Headings denoted with an asterisk ( * ) is retrieved from the course syllabus version Autumn 2024
Content and learning outcomes
Course contents
This course introduces the principles of digital image and video processing, discusses current image and video processing technology, and provides hands-on experience with image/video processing and communication methods. The course includes topics on image filtering and restoration, image transform algorithms, multiresolution image processing, image matching and segmentation techniques, as well as image and video compression.
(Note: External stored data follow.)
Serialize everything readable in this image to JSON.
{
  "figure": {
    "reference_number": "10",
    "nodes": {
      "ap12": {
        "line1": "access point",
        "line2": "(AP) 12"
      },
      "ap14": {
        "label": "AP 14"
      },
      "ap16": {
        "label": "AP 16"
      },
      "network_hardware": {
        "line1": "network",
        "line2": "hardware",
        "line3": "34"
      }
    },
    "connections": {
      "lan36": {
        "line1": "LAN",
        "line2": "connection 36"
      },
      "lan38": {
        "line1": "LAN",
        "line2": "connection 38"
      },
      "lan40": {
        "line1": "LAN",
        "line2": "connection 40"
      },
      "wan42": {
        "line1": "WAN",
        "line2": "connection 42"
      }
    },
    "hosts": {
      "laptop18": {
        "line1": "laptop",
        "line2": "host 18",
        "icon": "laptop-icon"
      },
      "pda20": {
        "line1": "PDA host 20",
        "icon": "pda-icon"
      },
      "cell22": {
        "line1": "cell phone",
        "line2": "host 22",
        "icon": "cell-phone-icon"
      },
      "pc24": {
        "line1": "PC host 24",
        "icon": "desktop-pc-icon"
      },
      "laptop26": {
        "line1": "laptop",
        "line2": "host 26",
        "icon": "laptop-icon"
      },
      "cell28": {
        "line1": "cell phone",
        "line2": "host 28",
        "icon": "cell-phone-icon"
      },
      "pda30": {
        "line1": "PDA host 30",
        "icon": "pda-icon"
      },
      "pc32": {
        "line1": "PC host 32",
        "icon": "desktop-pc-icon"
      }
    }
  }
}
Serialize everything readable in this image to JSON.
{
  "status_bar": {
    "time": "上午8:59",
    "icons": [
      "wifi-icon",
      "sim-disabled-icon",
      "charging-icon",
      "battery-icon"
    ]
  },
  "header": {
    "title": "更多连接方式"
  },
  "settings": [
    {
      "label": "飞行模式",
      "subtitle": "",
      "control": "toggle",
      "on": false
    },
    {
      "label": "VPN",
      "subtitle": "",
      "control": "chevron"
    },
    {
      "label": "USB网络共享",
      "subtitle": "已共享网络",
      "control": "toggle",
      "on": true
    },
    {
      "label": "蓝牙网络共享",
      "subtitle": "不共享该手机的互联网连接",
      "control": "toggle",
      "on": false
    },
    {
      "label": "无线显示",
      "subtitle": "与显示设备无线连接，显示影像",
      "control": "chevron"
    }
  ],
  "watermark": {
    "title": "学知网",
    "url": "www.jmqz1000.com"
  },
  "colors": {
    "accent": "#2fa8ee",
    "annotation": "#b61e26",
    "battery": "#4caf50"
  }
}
Intended learning outcomes
After passing this course, participants should be able to
describe and use the principles of digital image and video processing to develop image processing algorithms,
develop image processing algorithms for image filtering and restoration, image transformation and multiresolution processing, image and video compression, as well as image matching and segmentation,
implement (for example with MatLab) and assess the developed image processing algorithms,
explain algorithm design choices using the principles of digital image/video processing,
develop image processing algorithms for a given practical image/video processing problem
analyze given image/video processing problems, identify and explain the challenges, propose possible solutions, and explain the chosen algorithm design.
To achive higher grades, participants should also be able to
solve more advanced problems in all areas mentioned above.
Learning activities
Individual preparation assignments, peer reviews, group projects, exercises, lectures.
Detailed plan
Learning activities
Content
Preparations
Lectures
Exercises
Individual preparation assignments
Prepare before exercise
Peer reviews of preparation assignments
During exercise session or afterwards, if exercise session cannot be attended
3 group projects
Group of 2-3 students; submit one report per project and group
Preparations before course start
Recommended prerequisites
EQ1220 Signal Theory or equivalent
Literature
Content is covered by lecture and exercise material.
For further reading, the following book is helpful: R. C. Gonzales, R.E. Woods, “Digital Image Processing,” Prentice-Hall.
Support for students with disabilities
Students at KTH with a permanent disability can get support during studies from Funka:
INL1 - Assignment, 1.5 credits, Grading scale: P, F
PRO1 - Course projects, 3.0 credits, Grading scale: A, B, C, D, E, FX, F
TENA - Written exam, 3.0 credits, Grading scale: A, B, C, D, E, FX, F
Based on recommendation from KTH’s coordinator for disabilities, the examiner will decide how to adapt an examination for students with documented disability.
The examiner may apply another examination format when re-examining individual students.
The section below is not retrieved from the course syllabus:
Course projects will contribute to the final grade. In general, projects and written exam contribute equally to the final grade. The examiner reserves the right to adjust the final weighting at the end of the course.
Ethical approach
All members of a group are responsible for the group's work.
In any assessment, every student shall honestly disclose any help received and sources used.
In an oral assessment, every student shall be able to present and answer questions about the entire assignment and solution.